Votre Majesté trouvera dans le grand duc Constantin un homme extrêmement agréable. Il y a plusieurs années que je ne l’ai vu ; mais je l’ai dès lors considéré comme un homme habile, intelligent, profondément instruit, plein de zèle et d’ardeur dans tout ce qu’il entreprend. Toutefois ce qui m’a laissé la plus vive impression, c’est son caractère exclusivement et absolument russe. Pour lui, la sainte Russie, ses croyances, ses préjugés, ses erreurs et ses fautes, sa religion à demi païenne, ses populations presque barbares, sont des objets dignes de la plus profonde vénération. Il les adore avec une foi aveugle et ardente. En un mot, dans toutes les conversations que j’ai eues avec lui, il m’a paru si profondément oriental dans toutes ses vues et dans toutes ses aspirations, que je me demande comment il pourrait comprendre les idées et les sentimens de l’Occident, et surtout les apprécier et les aimer. Je serais curieux de savoir s’il est resté tel que je l’ai vu, et de connaître l’impression qu’il produira sur votre majesté.
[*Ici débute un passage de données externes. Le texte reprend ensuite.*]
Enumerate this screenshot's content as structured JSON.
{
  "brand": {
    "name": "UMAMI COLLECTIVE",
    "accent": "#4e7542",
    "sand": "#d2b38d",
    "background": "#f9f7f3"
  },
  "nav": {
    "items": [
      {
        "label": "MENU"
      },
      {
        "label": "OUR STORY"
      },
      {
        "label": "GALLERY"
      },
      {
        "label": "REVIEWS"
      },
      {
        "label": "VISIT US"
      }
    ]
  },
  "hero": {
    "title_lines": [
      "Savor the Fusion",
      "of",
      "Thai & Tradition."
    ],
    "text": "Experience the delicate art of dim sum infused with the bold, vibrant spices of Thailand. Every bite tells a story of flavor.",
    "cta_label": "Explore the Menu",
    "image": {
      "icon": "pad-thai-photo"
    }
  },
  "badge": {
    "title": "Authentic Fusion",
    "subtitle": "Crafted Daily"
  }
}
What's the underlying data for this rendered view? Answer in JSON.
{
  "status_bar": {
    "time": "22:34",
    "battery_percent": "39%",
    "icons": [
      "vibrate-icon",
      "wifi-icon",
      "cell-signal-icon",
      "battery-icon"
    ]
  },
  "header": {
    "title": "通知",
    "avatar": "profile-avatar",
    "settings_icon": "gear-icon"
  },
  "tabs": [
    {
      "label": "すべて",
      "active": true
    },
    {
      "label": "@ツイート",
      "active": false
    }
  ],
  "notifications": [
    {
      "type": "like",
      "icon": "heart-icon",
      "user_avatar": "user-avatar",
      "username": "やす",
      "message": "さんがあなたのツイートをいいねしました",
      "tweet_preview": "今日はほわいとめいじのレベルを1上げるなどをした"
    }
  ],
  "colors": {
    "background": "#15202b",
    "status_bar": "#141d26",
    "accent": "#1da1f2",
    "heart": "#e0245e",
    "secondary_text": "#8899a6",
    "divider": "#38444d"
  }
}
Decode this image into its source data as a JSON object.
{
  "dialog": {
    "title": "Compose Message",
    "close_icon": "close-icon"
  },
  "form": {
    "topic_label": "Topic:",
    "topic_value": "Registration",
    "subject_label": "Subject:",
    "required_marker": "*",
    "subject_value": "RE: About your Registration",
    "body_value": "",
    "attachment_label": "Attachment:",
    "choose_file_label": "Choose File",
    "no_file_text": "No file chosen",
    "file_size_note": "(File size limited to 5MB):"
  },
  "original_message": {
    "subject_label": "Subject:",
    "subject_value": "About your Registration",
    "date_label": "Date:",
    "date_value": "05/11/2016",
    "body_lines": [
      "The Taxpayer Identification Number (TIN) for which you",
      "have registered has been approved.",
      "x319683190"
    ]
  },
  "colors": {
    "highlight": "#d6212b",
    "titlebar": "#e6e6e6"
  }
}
Cette lettre, avant d’être expédiée, avait été communiquée à lord Palmerston et à lord Clarendon, qui l’avaient trouvée « de tous points excellente. » C’est, en effet, un des plus habiles plaidoyers qu’on ait écrits en faveur de l’alliance anglo-française. Elle fit impression sur l’esprit de Napoléon III. M. de Persigny, grand partisan, comme on sait, de l’alliance anglaise, était alors notre ambassadeur à Londres. Il suggéra à son souverain, comme un bon moyen de raffermir l’entente cordiale, l’idée d’une visite à la reine Victoria. Lord Palmerston et lord Clarendon accueillirent d’assez mauvaise grâce une proposition qu’ils ne pouvaient évidemment pas décliner, mais dont ils ne se promettaient pas merveilles. Il fut convenu que l’empereur et l’impératrice des Français iraient passer quelques jours à Osborne, dans l’île de Wight, où ils pourraient voir la reine Victoria et le prince Albert tout à fait dans l’intimité.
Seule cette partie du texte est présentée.